Your prior expectation was that deconversion would bring you sadness, and now you are sad. Perhaps there's something at play like a performative effect or a self-fulfilling prophecy. At least that could be part of it.
I grew up in an environment where religion and especially faith was a very individual and private matter, with nobody talking about it publicly. Most of my parents and friends were neither true agnostics nor true atheists, but rather not interested in the subject. I was among this category. Churches and Christian artifacts were simply art, history and culture, like Greek, Roman or Egyptian traditions and remnants. We had great interest in this cultural aspect. I became a true atheist after reading Dawkins and various philosophers.

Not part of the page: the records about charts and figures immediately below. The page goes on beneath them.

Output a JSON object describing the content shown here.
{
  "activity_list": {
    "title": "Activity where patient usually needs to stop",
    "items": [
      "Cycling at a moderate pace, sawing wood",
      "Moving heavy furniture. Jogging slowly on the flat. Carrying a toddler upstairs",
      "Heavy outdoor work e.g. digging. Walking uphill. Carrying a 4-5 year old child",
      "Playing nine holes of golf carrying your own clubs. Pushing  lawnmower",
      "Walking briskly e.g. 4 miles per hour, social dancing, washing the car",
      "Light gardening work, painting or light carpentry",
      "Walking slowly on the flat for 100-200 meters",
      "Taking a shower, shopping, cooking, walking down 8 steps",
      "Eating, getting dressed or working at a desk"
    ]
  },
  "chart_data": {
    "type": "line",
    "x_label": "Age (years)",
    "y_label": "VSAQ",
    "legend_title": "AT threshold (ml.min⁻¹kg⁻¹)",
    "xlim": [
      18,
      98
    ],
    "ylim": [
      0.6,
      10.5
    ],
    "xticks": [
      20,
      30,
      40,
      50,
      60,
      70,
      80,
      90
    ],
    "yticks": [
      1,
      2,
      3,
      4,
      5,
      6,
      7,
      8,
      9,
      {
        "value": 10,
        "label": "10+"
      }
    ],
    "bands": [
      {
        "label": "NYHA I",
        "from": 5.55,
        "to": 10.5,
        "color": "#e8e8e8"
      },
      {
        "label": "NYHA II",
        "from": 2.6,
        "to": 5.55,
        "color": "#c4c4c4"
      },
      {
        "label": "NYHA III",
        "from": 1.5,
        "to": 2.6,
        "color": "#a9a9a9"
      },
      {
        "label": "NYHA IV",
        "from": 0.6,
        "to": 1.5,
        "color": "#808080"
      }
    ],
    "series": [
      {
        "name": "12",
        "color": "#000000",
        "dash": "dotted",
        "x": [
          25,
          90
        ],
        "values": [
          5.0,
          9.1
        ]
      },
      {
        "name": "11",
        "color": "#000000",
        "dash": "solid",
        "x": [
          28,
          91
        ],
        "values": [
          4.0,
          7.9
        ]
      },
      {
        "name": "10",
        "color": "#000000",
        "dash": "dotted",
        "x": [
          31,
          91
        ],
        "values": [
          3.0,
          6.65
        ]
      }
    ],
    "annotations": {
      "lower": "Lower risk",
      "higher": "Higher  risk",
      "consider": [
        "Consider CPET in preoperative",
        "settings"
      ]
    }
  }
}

I've never seen the atheist condition as something sad. You are a free and genuine moral agent, you don't do good out of fear of being thrown into hell. You're not subject to a mysterious supernatural will that could ask you to sacrifice your son or cast a meteor shower on your town because your friend is gay, nor to miracles violating causality. Nature shows terrible things but also beauty and happiness, which you can seek, cherish and cultivate. It's up to us humans to make the world a hell like Mordor or a paradise like the Shire or Lothlórien. Nothing is written, you're not a character in God's novel. You are the author, you write the story. Life is yours.
However, I didn't go through deconversion myself, and I can understand that you might endure a feeling of loss, the loss of a promised paradise, of an enchanted world. Religion was part of your life, of your childhood; this was a very courageous move and not an easy one. You must be facing something like mourning.
However, maybe Gendlin's litany can help ? The world was already as it is when you were a child, it has not changed, nothing is truly lost, happiness is still there, just where it was. Maybe you can go back to the places you cherished in your childhood, even the church - it's still there, you can still enjoy the place. And look at the children playing. The enchantment was always in their eyes, not in the world.
Maybe part of what you feel is mourning for childhood itself. I also feel that, but atheism is not guilty.